Es gibt jedoch einen Aspekt, der nach Ansicht von Holmström bei allen Grundeinkommensprogrammen vernachlässigt wird. Und er hat nichts mit Geld zu tun. Er bezieht sich auf den sozialen Aspekt einer festen Beschäftigung.

«Nehmen Sie diese neue Generation junger Menschen», beginnt er. «Wenn sie in eine Gesellschaft hineingeboren werden, in der die Hälfte der Bevölkerung nicht arbeitet, sehen sie das möglicherweise als etwas ganz Normales an. Meiner Meinung nach ist das eine sehr ungute Sache.»

Holmström ist der Ansicht, dass die Menschen geschätzt werden möchten und eine Rolle in der Gesellschaft brauchen, die mehr bedeutet, als nur ein Gehalt zu beziehen. Daher haben wir es hier mit einem potenziellen Problem des bedingungslosen Grundeinkommens zu tun, das es zu bedenken gilt.

«Arbeit ist so viel mehr als nur Geld», betont er. «Das Fehlen langfristiger Beziehungen wird bedeutende Auswirkungen haben. Nicht nur darauf, wie wir Dinge herstellen, sondern meiner Meinung nach auch auf die gesamte menschliche Soziologie.»

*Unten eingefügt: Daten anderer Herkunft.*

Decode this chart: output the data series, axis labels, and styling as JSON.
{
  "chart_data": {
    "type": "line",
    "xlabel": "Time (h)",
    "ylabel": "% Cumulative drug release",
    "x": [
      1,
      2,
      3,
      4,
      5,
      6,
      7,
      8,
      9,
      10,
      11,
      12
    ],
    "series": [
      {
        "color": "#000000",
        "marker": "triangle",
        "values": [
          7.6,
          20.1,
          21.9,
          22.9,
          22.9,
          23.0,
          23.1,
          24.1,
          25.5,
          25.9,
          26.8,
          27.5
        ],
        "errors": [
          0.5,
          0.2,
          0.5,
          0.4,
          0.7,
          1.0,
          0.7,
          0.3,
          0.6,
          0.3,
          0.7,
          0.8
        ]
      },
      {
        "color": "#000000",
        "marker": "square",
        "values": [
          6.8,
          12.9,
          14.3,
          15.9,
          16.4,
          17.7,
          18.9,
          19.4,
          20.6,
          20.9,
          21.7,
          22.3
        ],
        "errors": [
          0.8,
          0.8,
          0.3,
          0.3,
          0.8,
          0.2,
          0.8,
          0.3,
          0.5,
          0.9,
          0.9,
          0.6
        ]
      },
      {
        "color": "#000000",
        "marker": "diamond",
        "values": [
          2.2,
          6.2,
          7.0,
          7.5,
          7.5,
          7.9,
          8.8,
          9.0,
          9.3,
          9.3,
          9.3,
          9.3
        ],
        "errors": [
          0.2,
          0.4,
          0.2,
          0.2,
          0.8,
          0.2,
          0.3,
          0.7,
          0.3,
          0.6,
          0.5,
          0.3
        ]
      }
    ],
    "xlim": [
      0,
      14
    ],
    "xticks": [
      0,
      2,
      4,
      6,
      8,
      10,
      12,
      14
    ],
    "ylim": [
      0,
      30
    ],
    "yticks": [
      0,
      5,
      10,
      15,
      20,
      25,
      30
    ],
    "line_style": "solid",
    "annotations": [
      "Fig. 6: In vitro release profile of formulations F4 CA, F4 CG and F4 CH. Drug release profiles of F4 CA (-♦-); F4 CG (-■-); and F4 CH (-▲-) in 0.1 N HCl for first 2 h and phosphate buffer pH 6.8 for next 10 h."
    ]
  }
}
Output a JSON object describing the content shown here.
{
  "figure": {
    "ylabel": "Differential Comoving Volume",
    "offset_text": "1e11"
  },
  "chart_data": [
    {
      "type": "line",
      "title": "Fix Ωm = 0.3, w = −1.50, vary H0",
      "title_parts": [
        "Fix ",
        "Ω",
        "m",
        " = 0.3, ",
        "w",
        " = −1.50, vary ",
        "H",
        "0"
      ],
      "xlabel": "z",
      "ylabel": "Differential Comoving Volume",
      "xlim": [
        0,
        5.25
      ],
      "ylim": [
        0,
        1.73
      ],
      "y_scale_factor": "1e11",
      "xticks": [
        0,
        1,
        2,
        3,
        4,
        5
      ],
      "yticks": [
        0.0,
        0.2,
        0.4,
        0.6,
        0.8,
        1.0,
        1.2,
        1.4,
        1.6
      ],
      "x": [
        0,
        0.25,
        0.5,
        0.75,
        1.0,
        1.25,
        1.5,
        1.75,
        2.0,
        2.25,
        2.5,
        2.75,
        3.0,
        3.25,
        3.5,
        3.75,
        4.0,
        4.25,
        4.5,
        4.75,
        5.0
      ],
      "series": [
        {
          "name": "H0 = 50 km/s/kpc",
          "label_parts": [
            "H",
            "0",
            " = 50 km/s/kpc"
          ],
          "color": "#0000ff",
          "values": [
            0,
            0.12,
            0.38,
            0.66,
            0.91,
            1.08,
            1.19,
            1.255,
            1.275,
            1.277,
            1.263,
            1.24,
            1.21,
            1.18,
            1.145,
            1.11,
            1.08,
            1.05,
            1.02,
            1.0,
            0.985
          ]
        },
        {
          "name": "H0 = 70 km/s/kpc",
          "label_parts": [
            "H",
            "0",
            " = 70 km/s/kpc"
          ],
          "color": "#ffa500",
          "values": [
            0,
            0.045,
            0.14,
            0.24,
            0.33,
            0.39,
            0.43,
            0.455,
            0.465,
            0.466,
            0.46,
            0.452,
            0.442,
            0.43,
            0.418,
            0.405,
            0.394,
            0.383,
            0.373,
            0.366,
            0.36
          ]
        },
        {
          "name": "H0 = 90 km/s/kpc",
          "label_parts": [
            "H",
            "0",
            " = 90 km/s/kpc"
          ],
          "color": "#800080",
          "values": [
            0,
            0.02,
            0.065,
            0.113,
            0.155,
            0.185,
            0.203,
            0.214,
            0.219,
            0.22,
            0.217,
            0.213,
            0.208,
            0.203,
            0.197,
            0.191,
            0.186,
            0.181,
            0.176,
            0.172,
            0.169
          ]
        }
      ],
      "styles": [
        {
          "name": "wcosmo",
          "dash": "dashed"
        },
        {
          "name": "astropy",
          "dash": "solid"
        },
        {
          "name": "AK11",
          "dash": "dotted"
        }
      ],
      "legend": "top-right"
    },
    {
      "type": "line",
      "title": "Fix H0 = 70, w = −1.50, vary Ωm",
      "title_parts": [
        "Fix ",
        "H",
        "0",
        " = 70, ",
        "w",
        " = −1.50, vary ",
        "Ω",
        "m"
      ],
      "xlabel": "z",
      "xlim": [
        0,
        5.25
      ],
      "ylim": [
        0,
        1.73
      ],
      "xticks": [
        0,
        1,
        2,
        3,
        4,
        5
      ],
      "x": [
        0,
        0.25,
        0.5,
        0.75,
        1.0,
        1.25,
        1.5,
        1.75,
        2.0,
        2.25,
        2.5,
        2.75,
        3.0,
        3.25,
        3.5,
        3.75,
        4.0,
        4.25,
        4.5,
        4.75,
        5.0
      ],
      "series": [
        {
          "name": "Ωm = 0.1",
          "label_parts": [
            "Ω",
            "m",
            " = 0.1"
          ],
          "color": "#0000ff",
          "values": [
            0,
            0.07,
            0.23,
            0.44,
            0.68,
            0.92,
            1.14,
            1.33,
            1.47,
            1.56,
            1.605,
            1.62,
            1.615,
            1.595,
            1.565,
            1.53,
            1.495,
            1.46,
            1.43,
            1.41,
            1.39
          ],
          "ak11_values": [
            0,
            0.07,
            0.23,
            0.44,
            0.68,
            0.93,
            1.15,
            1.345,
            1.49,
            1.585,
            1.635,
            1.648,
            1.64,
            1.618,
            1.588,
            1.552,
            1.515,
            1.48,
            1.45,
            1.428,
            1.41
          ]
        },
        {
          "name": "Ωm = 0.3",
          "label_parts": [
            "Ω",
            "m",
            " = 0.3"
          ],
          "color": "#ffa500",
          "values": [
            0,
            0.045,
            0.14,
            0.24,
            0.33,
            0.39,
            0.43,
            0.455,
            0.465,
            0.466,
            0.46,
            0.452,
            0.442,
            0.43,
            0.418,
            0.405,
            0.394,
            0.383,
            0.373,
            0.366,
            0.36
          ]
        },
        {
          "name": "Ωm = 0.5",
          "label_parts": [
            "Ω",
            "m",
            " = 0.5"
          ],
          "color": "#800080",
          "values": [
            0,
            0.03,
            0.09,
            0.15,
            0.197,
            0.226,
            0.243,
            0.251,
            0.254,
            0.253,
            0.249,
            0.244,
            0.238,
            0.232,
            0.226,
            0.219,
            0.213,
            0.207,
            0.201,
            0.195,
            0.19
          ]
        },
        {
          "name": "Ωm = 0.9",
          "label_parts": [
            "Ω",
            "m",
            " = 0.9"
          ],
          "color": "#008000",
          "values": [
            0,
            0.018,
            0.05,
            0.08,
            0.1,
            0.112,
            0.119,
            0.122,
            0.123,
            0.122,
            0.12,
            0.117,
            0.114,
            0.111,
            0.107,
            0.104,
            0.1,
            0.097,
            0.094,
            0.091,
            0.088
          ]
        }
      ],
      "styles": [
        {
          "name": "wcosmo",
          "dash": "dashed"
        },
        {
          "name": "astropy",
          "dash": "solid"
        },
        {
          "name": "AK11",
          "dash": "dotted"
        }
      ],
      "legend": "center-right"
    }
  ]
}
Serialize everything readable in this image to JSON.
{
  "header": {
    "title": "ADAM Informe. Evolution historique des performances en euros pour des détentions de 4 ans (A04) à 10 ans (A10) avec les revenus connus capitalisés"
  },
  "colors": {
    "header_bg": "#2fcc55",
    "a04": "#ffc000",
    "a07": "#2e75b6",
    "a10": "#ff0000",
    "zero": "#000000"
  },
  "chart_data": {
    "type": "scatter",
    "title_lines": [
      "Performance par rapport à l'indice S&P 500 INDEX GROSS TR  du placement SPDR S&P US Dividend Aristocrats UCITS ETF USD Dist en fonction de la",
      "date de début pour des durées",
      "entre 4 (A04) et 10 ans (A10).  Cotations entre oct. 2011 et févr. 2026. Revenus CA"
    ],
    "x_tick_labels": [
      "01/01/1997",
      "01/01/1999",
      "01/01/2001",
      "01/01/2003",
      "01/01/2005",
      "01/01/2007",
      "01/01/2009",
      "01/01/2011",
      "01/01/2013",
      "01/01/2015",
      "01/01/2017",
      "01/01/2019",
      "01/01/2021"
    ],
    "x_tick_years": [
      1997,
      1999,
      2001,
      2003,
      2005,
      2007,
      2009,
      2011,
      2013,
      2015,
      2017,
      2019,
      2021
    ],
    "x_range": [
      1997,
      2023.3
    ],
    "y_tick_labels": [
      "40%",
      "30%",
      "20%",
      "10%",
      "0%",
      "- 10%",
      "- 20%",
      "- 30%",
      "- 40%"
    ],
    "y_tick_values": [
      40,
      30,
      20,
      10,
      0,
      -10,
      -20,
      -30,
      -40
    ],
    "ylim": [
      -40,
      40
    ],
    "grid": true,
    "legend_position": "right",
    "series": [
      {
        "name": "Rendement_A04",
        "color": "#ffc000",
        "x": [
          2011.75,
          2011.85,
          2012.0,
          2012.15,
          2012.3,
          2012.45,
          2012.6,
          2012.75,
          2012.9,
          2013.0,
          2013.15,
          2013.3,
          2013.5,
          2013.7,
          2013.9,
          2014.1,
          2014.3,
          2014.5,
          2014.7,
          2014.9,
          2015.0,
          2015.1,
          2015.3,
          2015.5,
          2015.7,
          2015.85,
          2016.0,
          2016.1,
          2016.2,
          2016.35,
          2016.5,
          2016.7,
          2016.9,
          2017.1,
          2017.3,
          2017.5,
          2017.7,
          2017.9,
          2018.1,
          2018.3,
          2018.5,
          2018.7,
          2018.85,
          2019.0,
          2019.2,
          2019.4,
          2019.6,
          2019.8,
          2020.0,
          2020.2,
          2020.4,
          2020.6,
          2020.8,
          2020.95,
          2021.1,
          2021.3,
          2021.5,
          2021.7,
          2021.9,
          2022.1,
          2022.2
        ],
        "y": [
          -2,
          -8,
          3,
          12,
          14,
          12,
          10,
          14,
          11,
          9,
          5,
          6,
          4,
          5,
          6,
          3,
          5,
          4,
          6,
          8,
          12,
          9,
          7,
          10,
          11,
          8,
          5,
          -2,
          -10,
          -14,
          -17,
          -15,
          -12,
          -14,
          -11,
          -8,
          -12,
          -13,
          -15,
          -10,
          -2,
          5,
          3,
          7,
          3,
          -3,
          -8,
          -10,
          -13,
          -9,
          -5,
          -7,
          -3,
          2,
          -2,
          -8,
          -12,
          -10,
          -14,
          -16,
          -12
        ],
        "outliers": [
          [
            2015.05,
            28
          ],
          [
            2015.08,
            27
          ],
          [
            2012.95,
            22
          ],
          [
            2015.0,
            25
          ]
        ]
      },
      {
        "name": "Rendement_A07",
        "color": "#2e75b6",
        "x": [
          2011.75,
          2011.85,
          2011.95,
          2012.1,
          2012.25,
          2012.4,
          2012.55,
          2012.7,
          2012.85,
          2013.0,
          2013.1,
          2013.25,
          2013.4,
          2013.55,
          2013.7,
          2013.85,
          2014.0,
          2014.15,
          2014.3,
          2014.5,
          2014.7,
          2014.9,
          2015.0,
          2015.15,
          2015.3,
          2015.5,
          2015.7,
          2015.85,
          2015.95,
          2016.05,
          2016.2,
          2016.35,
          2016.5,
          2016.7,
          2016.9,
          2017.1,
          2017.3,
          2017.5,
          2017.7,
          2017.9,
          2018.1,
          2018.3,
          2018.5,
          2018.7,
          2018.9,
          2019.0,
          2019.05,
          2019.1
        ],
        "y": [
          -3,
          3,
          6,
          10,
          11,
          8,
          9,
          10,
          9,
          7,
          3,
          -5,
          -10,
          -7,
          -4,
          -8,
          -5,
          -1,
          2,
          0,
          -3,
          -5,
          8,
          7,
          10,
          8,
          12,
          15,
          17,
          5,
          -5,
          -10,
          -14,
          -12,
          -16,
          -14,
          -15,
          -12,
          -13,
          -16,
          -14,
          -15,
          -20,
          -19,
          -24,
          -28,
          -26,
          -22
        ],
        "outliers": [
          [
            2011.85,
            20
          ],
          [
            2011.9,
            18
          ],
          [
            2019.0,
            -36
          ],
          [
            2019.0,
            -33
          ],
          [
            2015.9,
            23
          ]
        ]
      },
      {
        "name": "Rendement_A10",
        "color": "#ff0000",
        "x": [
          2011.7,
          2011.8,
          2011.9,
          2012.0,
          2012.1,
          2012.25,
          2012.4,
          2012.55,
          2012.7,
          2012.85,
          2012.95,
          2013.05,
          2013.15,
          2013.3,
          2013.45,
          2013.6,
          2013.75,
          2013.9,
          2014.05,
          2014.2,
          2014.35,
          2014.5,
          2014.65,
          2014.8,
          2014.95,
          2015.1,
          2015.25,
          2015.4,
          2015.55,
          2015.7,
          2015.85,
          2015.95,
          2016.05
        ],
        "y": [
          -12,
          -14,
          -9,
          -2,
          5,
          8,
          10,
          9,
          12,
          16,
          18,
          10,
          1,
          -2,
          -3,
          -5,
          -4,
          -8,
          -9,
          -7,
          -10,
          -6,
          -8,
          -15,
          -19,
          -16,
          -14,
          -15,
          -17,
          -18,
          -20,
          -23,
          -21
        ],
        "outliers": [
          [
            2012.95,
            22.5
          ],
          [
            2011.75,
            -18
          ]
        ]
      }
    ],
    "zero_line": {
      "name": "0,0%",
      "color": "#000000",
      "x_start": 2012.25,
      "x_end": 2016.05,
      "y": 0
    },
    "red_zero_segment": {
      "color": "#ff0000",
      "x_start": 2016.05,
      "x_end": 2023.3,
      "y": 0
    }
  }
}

Wenn [junge Menschen] in eine Gesellschaft hineingeboren werden, in der die Hälfte der Bevölkerung nicht arbeitet, sehen sie das möglicherweise als etwas ganz Normales an. Meiner Meinung nach ist das eine sehr ungute Sache.
– Holmström

Der Verlust des Arbeitsplatzes, meint Holmström, ist nicht nur deswegen so hart, weil man sein Gehalt verliert, sondern auch, weil man sich als Bürger nicht mehr geschätzt fühlt und sich als weniger wertvoll empfindet. Viele Menschen, die arbeitslos werden, haben auch das Gefühl, dass ihnen die Möglichkeit genommen wurde, auf eine wesentliche Weise zur Gesellschaft beizutragen. Dies und der Verlust der persönlichen Beziehungen bereiten Holmström die grösste Sorge.

«Es gibt einen Grund, warum wir Beziehungen haben. Und dieser soziale Aspekt der Arbeit ist ausserordentlich wichtig», bekräftigt her. «Wenn man mit arbeitslosen Menschen spricht, weisen sie sehr schnell auf den Verlust dieser sozialen Beziehungen hin.»

Vorerst könnte der beste Ansatz darin bestehen, einfach mit verschiedenen Umsetzungsvarianten dieser Art von Programmen fortzufahren, sie so interdisziplinär wie möglich zu gestalten, und darauf zu achten, dass der Nachverfolgung der psychologischen Effekte ein hoher Stellenwert beigemessen wird. Bis dahin sollten Sie sich etwas Zeit nehmen, um das gemeinsame Mittagessen mit Ihren Kollegen zu geniessen. Wer weiss, möglicherweise haben Sie demnächst keine Gelegenheit mehr dazu.